The new capital will specifically enable Expedition to initiate a global Phase 2 program in COPD, with the aim of addressing non‑type 2 COPD, which affects nearly 70% of patients and has limited treatment options. The company also plans to explore additional indications in neutrophilic lung disease.

EXPD‑101 has shown a favorable safety profile in Phase 1, with no dose‑limiting toxicities and encouraging pharmacokinetics consistent with once‑daily oral dosing. Biomarker studies confirmed robust target engagement and modulation of neutrophil protease activity.

“Many COPD patients today remain underserved by existing therapies,” said Yi Larson, Founder & CEO of Expedition. “By targeting DPP1, we believe EXPD‑101 has the potential to become a first-in-class agent that tackles the neutrophil pathology underlying disease progression. This financing enables us to move rapidly toward pivotal studies.”

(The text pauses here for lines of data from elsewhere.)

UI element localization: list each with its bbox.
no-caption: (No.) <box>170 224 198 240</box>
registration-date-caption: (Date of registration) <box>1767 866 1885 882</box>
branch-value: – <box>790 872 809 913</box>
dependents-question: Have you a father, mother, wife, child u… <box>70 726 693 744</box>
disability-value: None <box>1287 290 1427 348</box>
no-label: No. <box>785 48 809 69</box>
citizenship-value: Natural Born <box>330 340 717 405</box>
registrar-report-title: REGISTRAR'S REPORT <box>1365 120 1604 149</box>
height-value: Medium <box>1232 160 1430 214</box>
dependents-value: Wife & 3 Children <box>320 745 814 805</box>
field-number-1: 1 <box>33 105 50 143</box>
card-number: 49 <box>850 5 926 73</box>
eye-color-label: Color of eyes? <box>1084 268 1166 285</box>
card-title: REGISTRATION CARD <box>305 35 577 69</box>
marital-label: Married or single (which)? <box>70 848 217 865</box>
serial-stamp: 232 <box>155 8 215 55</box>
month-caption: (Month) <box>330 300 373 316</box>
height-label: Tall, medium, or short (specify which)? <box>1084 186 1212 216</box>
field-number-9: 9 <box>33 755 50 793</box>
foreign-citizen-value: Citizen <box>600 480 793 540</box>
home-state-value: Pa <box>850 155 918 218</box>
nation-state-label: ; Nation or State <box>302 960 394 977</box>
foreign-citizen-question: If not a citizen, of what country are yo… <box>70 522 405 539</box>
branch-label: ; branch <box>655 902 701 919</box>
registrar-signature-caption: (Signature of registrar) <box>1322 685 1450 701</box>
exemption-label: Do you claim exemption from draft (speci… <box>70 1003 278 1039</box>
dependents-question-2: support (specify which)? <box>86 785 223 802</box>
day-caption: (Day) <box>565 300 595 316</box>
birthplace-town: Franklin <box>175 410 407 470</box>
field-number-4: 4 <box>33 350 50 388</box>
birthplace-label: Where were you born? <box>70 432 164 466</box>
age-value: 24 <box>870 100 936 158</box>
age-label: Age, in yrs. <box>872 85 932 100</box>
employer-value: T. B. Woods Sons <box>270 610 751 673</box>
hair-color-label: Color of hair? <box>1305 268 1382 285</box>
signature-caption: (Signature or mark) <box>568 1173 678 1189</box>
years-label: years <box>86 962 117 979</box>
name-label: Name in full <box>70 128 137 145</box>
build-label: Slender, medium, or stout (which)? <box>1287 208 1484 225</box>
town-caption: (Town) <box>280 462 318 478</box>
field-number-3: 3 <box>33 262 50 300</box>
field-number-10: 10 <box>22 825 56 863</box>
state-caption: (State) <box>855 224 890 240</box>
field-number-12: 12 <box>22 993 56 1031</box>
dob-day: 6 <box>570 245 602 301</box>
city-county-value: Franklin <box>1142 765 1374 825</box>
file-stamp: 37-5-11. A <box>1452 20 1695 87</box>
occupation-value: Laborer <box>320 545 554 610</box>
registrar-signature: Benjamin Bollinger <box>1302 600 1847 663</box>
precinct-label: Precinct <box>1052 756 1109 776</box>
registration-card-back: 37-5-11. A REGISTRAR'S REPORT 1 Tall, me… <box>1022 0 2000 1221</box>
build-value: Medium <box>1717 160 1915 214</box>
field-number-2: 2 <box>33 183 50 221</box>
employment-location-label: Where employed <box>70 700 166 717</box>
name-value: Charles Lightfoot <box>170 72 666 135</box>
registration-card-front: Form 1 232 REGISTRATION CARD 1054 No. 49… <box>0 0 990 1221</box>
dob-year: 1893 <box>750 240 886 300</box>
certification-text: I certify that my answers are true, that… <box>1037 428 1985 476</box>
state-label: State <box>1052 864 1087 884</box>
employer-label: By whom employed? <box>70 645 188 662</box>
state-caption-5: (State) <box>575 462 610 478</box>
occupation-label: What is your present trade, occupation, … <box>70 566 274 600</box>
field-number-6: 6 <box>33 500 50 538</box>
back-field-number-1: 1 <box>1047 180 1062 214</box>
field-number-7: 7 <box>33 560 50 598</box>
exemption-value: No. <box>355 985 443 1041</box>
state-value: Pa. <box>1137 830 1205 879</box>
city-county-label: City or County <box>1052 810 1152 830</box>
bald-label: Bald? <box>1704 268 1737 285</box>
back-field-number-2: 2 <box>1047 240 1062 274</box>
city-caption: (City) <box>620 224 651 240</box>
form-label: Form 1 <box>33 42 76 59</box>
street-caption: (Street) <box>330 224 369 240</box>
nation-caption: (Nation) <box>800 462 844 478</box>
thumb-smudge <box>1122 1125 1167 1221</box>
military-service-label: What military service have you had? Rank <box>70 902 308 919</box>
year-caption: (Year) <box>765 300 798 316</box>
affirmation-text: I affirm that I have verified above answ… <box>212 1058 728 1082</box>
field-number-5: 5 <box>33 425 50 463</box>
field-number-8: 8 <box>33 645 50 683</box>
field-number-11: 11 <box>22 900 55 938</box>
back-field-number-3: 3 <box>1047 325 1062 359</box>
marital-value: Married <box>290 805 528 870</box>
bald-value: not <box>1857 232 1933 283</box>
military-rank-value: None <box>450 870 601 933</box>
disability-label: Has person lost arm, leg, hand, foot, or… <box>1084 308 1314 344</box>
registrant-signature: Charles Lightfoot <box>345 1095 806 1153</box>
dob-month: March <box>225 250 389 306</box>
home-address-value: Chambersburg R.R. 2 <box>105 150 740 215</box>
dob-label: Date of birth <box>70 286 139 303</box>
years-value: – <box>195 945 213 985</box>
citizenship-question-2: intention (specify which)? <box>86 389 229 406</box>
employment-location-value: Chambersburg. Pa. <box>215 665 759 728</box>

In parallel, Expedition announced the appointment of Andrew Cheng, M.D., Ph.D., CEO of Akero Therapeutics and former CMO at Gilead Sciences, as Chairman of the Board. The company also added Erin Lavelle, Regina Salvat, Jonathan Leff, Ken Harrison, and Gorjan Hrustanovic, enhancing its governance depth.

Expedition’s management team brings deep experience in respiratory drug development and global biotech strategy. Geoff Gilmartin, M.D., the CMO, previously led respiratory and antibody programs at AstraZeneca and Vertex; Eric Hu, Ph.D., Chief Business Officer, has over two decades in biotech and diagnostics at Gilead, Turning Point, and Mitsubishi Tanabe.

The broader DPP1 inhibitor field is gaining momentum. In 2025, Insmed’s brensocatib is poised to become the first approved DPP1 inhibitor for non‑cystic fibrosis bronchiectasis, setting a regulatory precedent and validating the target class. Several other oral DPP1 candidates, such as HSK31858 and BI 1291583, are advancing in respiratory and inflammatory disease trials.

Analysts estimate the DPP1 inhibitor market could reach multibillion‑dollar scale, driven by growing prevalence of COPD, bronchiectasis, vasculitis, and other neutrophil‑mediated conditions. Expedition’s success will depend on its clinical execution, regulatory alignment, and ability to differentiate EXPD‑101 in safety, efficacy, and patient convenience.

As execution unfolds, Expedition plans site initiation across North America, Europe, and Asia to enroll COPD patients globally. The company sees a path not only to respiratory disease markets but also expansion into chronic neutrophilic disorders with high unmet need.